2. La dénonciation du capitalisme libéral et des industriels spéculateurs

Mgr de Bonald ne fut pas plus hostile au système économique et financier 2866 qui s’épanouissait au XIXe siècle, qu’il ne l’était au progrès industriel. Il était attaché, comme les autres évêques, au droit de propriété, et admettait le profit, mais non de manière abusive. Or, au cours des années 1840, le décollage de l’économie s’accompagna d’une fièvre de spéculation. Les compagnies privées chargées de l’exploitation des chemins de fer, accumulèrent les profits, et, dans le domaine des charbonnages, on vit des concessions houillères changer quatorze fois de propriétaire en une année et décupler la valeur d’actions 2867 . Les tenants du libéralisme économique ne concevaient la promotion sociale que par l’enrichissement personnel, fruit du travail, de l’épargne et du mérite individuel, et non par une redistribution de la richesse au profit des plus démunis. L’Eglise, bien sûr, au nom de l'évangile, ne pouvait admettre cette théorie ; aussi, dans de nombreux écrits épiscopaux, l’archevêque de Lyon reprocha l’accroissement sans mesure de la richesse et les moyens pour y parvenir.
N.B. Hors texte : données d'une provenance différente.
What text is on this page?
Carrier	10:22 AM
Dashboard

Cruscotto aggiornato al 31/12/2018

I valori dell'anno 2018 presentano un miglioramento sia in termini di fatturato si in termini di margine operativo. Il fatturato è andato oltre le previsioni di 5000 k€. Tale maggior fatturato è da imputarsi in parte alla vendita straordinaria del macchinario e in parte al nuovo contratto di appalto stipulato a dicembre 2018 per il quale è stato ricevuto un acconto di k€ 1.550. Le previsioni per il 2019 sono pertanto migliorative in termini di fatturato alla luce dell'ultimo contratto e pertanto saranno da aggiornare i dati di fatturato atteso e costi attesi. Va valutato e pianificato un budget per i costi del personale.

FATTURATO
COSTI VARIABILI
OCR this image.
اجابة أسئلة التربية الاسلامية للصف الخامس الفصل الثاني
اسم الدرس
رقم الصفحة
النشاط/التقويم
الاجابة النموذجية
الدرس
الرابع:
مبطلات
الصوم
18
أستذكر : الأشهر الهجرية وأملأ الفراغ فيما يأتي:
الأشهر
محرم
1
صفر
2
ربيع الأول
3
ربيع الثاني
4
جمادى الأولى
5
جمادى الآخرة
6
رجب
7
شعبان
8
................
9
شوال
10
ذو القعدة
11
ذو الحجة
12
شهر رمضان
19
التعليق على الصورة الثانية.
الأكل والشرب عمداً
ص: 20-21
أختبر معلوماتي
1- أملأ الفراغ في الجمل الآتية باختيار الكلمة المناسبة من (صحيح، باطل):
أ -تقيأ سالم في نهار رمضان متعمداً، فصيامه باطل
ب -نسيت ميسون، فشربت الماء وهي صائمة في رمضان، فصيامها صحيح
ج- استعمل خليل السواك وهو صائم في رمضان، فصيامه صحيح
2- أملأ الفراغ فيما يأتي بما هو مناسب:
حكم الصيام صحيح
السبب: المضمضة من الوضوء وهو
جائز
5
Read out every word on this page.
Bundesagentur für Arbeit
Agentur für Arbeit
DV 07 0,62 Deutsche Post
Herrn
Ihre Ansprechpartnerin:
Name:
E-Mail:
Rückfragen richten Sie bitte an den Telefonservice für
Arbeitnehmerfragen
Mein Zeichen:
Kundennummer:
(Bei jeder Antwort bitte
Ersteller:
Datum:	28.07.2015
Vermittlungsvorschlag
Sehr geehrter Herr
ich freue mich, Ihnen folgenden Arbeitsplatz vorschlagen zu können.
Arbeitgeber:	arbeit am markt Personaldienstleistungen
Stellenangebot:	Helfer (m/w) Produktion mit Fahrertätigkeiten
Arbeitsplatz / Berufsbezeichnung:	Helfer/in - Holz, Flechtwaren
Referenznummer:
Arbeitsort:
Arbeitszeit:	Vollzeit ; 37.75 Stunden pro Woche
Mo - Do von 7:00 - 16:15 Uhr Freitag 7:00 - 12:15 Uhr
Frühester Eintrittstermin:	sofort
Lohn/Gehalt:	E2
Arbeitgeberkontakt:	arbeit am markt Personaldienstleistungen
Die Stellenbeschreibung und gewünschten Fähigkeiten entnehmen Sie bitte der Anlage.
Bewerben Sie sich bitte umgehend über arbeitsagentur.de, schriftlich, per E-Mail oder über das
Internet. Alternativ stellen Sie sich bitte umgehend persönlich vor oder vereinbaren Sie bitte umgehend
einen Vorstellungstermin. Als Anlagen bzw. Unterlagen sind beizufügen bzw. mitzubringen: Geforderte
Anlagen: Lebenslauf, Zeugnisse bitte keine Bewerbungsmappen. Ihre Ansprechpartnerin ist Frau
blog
Lorsque, dans l’Instruction pastorale de Carême de 1842 2868 , il évoque les forces de l’ouvrier qui s’épuisent, il fait répondre à l’industriel : “Il nous faut des produits et de l’argent”. Et, quand on rétorque à ce dernier que “l’enfance se flétrit”, il répond : “Il faut que nos trésors s’accumulent et que les commandes soient prêtes”. A cette soif de gain qui dévore le cœur de l’industriel, Mgr de Bonald consacre plus de cinq pages dans son Instruction pastorale de Carême de 1853 2869 . L’industriel y est qualifié le plus souvent de spéculateur 2870 , car lorsque celui-ci réalise des opérations financières et commerciales, qui sont la grande préoccupation de sa vie et ce, dans l’unique but de s’enrichir, son comportement est tout à fait condamnable. Aussi, l’archevêque passe-t-il en revue les conséquences néfastes de la spéculation dans plusieurs écrits épiscopaux. En premier lieu, cette spéculation enferme l’industriel sur lui-même et lui ôte toute sensibilité : “Vous ne sentez de nouveau battre son cœur, que quand vous parlez spéculation, jeu de bourse, découvertes. Faites-vous entendre le langage de la raison, du salut ? Aucun accent ne répond à vos accents : c’est un silence de mort 2871 ”. De plus, “les spéculateurs passionnés” perdent leur liberté, car ils sont “dominés par une cupidité sans frein 2872 et les calculs de l’agiotage” étouffent chez eux les pensées les plus sérieuses 2873 . Cette spéculation est d ‘autant plus répréhensible qu’elle “insulte à la misère de l’ouvrier” 2874 .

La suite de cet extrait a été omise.